One of the great things about being tuned in to the Global Art World – in whatever capacity – is that you get to see how madly, unstoppably the art continues to flow, no matter how doomsy the news cycle wants to be. Of course that’s intimidating too, in its way: you struggle to bring your vision to life, but if you step back and just watch the stream flow by you realize that your art only really matters in the collective, as one little drop. The stream matters, and it needs the yous, but it doesn’t need you.

“HUMAN MADE FUTURE IS THE PAST,” said the T-Shirt of a very tall Korean man who just walked past.

A couple days ago, I rewatched Basquiat. What a lovely movie. I will fault Mr Schnabel for making himself (by Gary Oldman) the single unreservedly good Good Guy in the whole movie, but hey, he was new to the game.

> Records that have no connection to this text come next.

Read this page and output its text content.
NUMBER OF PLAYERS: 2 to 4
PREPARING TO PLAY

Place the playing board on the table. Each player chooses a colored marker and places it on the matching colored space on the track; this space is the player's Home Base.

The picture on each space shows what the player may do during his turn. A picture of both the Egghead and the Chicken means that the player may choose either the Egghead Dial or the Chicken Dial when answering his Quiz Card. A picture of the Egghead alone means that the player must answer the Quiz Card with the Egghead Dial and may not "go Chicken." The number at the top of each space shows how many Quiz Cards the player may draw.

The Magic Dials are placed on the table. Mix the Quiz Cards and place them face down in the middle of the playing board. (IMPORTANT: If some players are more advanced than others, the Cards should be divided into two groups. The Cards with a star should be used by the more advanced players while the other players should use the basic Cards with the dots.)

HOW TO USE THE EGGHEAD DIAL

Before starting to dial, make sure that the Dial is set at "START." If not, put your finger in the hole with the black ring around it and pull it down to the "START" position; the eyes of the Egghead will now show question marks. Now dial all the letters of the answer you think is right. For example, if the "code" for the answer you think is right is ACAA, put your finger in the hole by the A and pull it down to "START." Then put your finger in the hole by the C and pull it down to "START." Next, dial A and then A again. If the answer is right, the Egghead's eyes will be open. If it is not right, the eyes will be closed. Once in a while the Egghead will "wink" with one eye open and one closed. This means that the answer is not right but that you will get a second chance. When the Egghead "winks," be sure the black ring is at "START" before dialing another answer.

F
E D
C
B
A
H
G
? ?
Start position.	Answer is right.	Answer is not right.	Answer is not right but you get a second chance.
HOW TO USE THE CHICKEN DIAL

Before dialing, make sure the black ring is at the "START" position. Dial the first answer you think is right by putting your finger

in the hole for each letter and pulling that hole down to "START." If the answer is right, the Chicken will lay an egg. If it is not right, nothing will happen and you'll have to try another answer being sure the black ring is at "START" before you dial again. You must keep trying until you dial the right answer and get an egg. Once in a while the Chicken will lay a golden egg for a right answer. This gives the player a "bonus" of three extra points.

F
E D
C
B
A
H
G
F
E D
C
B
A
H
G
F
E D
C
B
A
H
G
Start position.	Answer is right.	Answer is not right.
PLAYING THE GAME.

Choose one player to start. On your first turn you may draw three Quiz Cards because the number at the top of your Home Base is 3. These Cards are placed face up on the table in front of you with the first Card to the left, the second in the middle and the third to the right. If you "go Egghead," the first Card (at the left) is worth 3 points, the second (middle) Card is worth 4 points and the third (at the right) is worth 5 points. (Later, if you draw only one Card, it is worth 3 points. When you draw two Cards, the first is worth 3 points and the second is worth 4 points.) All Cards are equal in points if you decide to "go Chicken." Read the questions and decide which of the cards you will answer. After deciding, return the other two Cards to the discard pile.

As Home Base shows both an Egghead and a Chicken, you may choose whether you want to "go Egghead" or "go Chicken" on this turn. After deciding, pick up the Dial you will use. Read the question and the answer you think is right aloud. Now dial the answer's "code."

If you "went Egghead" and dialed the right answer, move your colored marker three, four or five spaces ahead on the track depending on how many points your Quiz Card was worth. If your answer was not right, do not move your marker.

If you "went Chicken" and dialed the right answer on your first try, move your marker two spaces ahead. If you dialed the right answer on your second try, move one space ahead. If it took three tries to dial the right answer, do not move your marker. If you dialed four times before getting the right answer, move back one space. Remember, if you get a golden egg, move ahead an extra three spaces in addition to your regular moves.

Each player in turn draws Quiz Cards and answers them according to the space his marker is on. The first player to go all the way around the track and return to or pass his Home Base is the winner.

Worth noting how rich and established he was by the time he made it: I always have this vague sense that he was doing smashed plates, and then did the films, then the giant paintings, but it seems giant paintings were all there at the time of filming. Were they there when he was hanging out with Basquiat IRL?

Anyway, poor Jean-Michel. Imagine if he were still out there, just like Schnabel, quietly doing major work and being collected and having the freedom to change his style. Half of the pictures in any of the big shows of his work from the last decade would stay on the walls of hedgefunders and their ilk, while newer work would share the museum walls with the best of his street-inspired stuff.

SAMO, SAMO.

While the towers swayed, and one (under construction, and under Korruptionsverdacht as well) tragically collapsed, and Mandalay was probably torn apart: while all this happened, I was “upcountry” as they say.

And what lovely country, but man-o, even as an American I find it intimidatingly vehicle-dependent up there in Isaan. Gonna need some extra vehicles at the farm, long-term. And a kiln. And a barn for painting. Note to self: don’t put the kiln inside the barn.

shrimp palace Upcountry: Rákospalota?!